Hace unos meses, entrevisté a una pareja que llevaba casada casi cuarenta años. Les pregunté cuál era el secreto para durar tanto tiempo juntos y ella, una señora de sonrisa tranquila, me dijo:
—Es que nosotros venimos de otra época. Cuando algo se rompía, intentábamos arreglarlo. No lo tirábamos.
Esas palabras me dejaron pensando durante días. ¿Y si la clave no es buscar algo mejor, sino valorar lo que ya tenemos? Claro, hay relaciones que no deben continuar; a veces, el amor realmente se acaba, también hay situaciones insostenibles, y como dicen quienes se dedican a la abogacía, ante lo imposible, nadie está obligado. Pero también es cierto que, en muchos casos, nos hemos vuelto demasiado rápidos para soltar, para desistir, como si el amor fuera un recurso ilimitado o una mercancía que puede ser reemplazada con facilidad.
Una conocida, después de varios intentos fallidos en aplicaciones de citas, me lo dijo con amargura: “Al final, creo que para la mayoría delas personas con las que me involucro yo soy solo una opción más en una lista”. La entendí. ¿Cómo no hacerlo? Si hoy te gusta alguien, lo agregas, lo “sigues”, le das “like”. Y si mañana te aburres, lo dejas de seguir, lo bloqueas o lo archivas. Como si las personas fueran archivos digitales. En este contexto, sentirte “irreemplazable” se vuelve casi un milagro.

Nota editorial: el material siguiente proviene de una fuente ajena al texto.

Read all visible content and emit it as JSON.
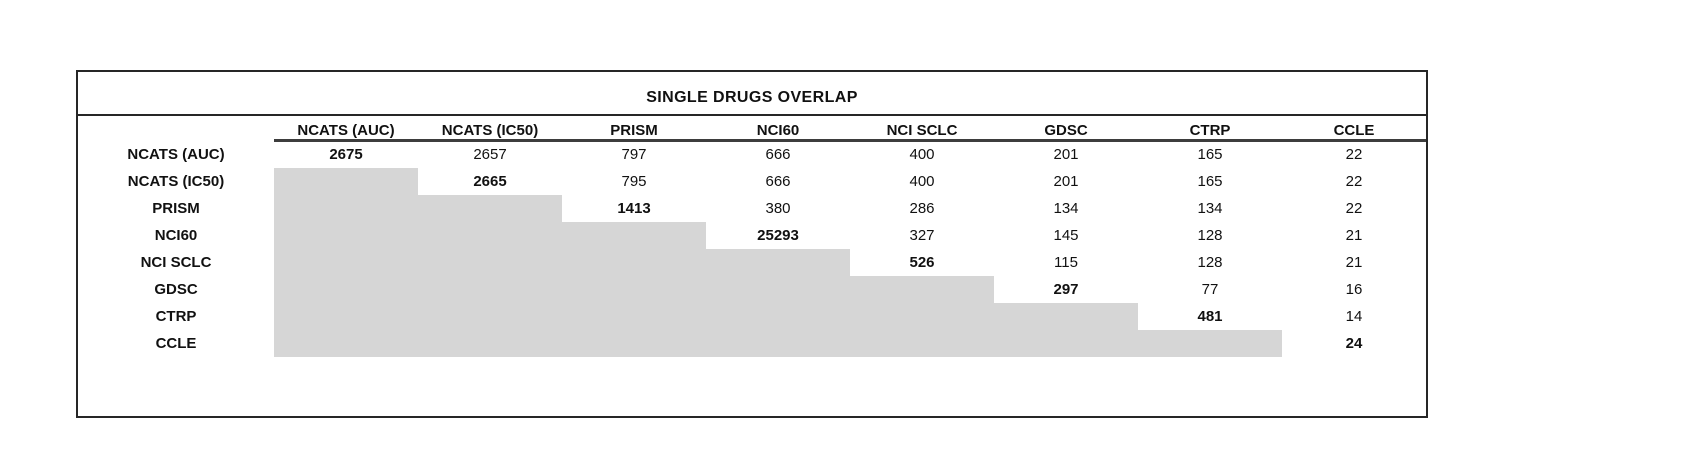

Hace tiempo leí que una generación que creció viendo a sus padres aferrarse a matrimonios infelices, hoy prefiere cortar por lo sano antes que vivir algo parecido. Lo entiendo. Pero también pienso en el otro extremo: en el miedo al esfuerzo, a la incomodidad, a las conversaciones difíciles.
Queremos amor sin grietas, vínculos sin fricción. Pero lo cierto es que ninguna relación real puede ser impecable. Lo perfecto no existe, y si no estamos dispuestos a quedarnos cuando las cosas se ponen complicadas, nunca sabremos lo que realmente significa construir algo duradero.
Volví a ver a mi amiga semanas después. Seguía triste, pero más en paz. Me confesó que ahora entendía algo importante: “El problema no soy yo. El problema es que hoy todos tenemos miedo a quedarnos cuando algo ya no es tan fácil como al principio”. Y tenía razón. Vivimos en tiempos donde es más sencillo reemplazar que reparar, soltar que quedarse. Pero quizá sea hora de recordar que lo valioso no siempre es lo que llega con facilidad, sino lo que elegimos cuidar y sostener.
Al final, el amor no debería medirse por su capacidad de “sumar” o “funcionar perfectamente”. No somos cuentas de resultados ni piezas que se ajustan al milímetro. Somos personas. Únicas, imperfectas, y, sobre todo, irremplazables. Pero para ver eso en los demás, primero debemos atrevernos a verlo en nosotros mismos.